Every pod has a field called spec.nodeName
It is a responsibility of the scheduler to fill this field and schedule the pod. But you can do that manually too
The nodeName property cannot be modified after the pod has been created
If a pod could not be scheduled to any node because a scheduler is not present, the pod remains in pending state
Another way to schedule a pod to a node is creating a Binding object

apiVersion: v1
kind: Pod
metadata:
  name: myapp-po
  labels:
    app: myapp
spec:
  containers:
    - name: nginx-container
      image: docker.io/nginx
      ports:
        - containerPort: 3000
  nodeName: node01

spec.NodeSelector

With the node selectors you can run certain workloads in certain nodes

apiVersion: v1
kind: Pod
metadata:
  name: myapp-pod
spec:
  containers:
    - name: nginx-container
      image: nginx
  # select schedulable nodes by labels
  nodeSelector:
    a-size: a-large-node

spec.affinity.nodeAffinity

Scheduling: the state in which the pod does not exist yet
Execution: the state in which a pod is running and has already been scheduled
Node affinity types
requiredDuringSchedulingIgnoredDuringExecution: if affinity rules cannot be matched, pod will not be scheduled
preferredDuringSchedulingIgnoredDuringExecution: if affinity rules cannot be matched, pod will be scheduled to another node that "violates less" the rules

apiVersion: v1
kind: Pod
metadata:
  name: myapp-pod
spec:
  containers:
    - name: nginx-container
      image: nginx
  affinity:
    nodeAffinity:
      requiredDuringSchedulingIgnoredDuringExecution:
        nodeSelectorTerms:
          - matchExpressions: # select node by labels
              - key: karpenter.sh/capacity-type
                operator: In
                value:
                  - spot
              - key: foo
                operator: NotIn
                value:
                  - small
              - key: bar
                operator: Exists

spec.affinity.podAntiAffinity

apiVersion: v1
kind: Pod
metadata:
  name: myapp-pod
spec:
  containers:
    - name: nginx-container
      image: nginx
  affinity:
    nodeAffinity:
      requiredDuringSchedulingIgnoredDuringExecution:
        nodeSelectorTerms:
          - matchExpressions:
              - key: karpenter.sh/capacity-type
                operator: In
                value:
                  - spot
    podAntiAffinity:
      requiredDuringSchedulingIgnoredDuringExecution:
        - topologyKey: kubernetes.io/hostname

spec.schedulerName

A pod can be instructed to use a specific scheduler other than the default

apiVersion: v1
kind: Pod
metadata:
  name: myapp-pod
spec:
  containers:
    - name: nginx-container
      image: nginx
  schedulerName: my-custom-scheduler

spec.tolerations

Toleration: tolerance that a pod has to a specific node taint.

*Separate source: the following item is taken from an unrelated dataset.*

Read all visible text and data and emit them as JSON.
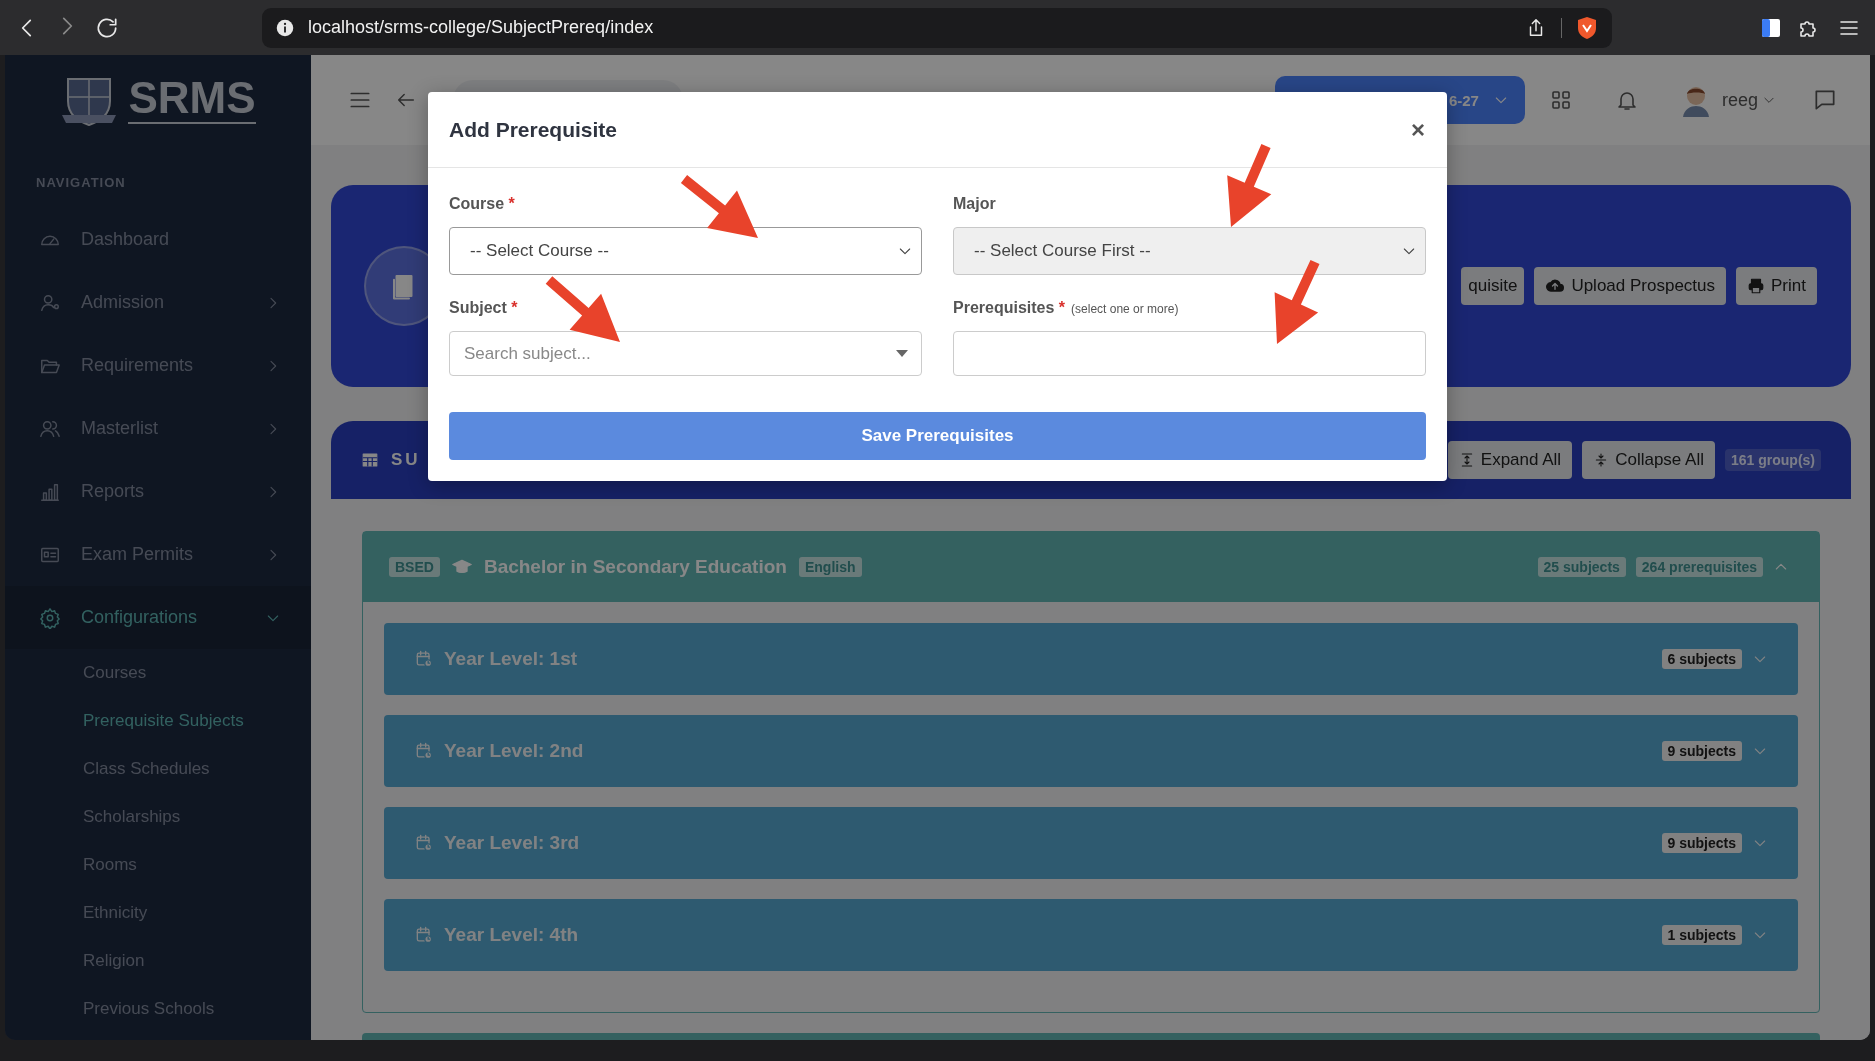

If not specified, pods have no tolerations. Toleration does not guarantee that a pod will be scheduled to the tolerated pod

apiVersion: v1
kind: Pod
metadata:
  name: myapp-pod
spec:
  containers:
    - name: nginx-container
      image: nginx
  tolerations:
    - key: "nvidia.com/gpu" # tolerates the node taint "nvidia.com/gpu"
      operator: "Exists"
      effect: "NoSchedule"
    - key: "foo"
      operator: "Equal"
      value: "blue"
      effect: "NoSchedule"

spec.initContainers

initContainer: a container that will runs a initial setup task until completion and then terminates
That is a task that will be run only one time when the pod is first created. E.g., pulls a code or binary from a repository that will be used by the main application
Or a process that waits for an external service or database to be up before the actual application starts

apiVersion: v1
kind: Pod
metadata:
  name: myapp
spec:
  containers:
    - name: myapp-container
      image: busybox:1.28
      command: ["sh", "-c", "echo 'The app is running!' && sleep 3600"]
  initContainers:
    # each initContainer is executed in sequence
    # if any container execution fails, the whole pod is restarted (and start the init containers all over)
    # While init containers are running, the pod shows the status "Init:0/1"
    - name: init-myservice-pullcode
      image: busybox
      command:
        [
          "sh",
          "-c",
          "git clone https://github.com/foo/bar.git",
        ]
    - name: init-db
      image: busybox:1.28
      command:
        [
          "sh",
          "-c",
          "until nslookup mydb; do echo 'Waiting for mydb'; sleep 2; done;",
        ]
    - name: init-db2
      image: busybox:1.31
      command:
        [
          "sh",
          "-c",
          'echo -e "Checking for the availability of MySQL Server deployment"; while ! nc -z mysql 3306; do sleep 1; printf "-"; done; echo -e "  >> MySQL DB Server has started";',
        ]

Each init container is run one at a time in sequential order (Init:0/3)
If any of the initContainers fail to complete, Kubernetes restarts the Pod repeatedly until the Init Container succeeds

spec.securityContext

Can be configured for at Container level or Pod level
Container settings will override the Pod settings
runAsUser: ID of the user to use
capabilities: linux capabilities that can be added or removed

apiVersion: v1
kind: Pod
metadata:
  name: myos
spec:
  containers:
    - name: ubuntu
      image: ubuntu
      command: ["sleep", "3600"]
      securityContext:
        runAsUser: 0 # override user 1000, and run as user 0 (root)
        capabilities: # capabilities apply only for the securityContext inside the container
          add: ["MAC_ADMIN"]
  securityContext:
    runAsUser: 1000 # will be overridden

spec.topologySpreadConstraints

Describes how a group of pods ought to spread across topology domains (e.g., Availability Zones)

apiVersion: v1
kind: Pod
metadata:
  name: my-pod
spec:
  topologySpreadConstraints:
    - topologyKey: "topology.kubernetes.io/zone" # try to use one than one zone (as defined by this label)
      maxSkew: 1
      whenUnsatisfiable: ScheduleAnyway

      # only nodes that have this label
      labelSelector:
        matchLabels:
          mylabel: foo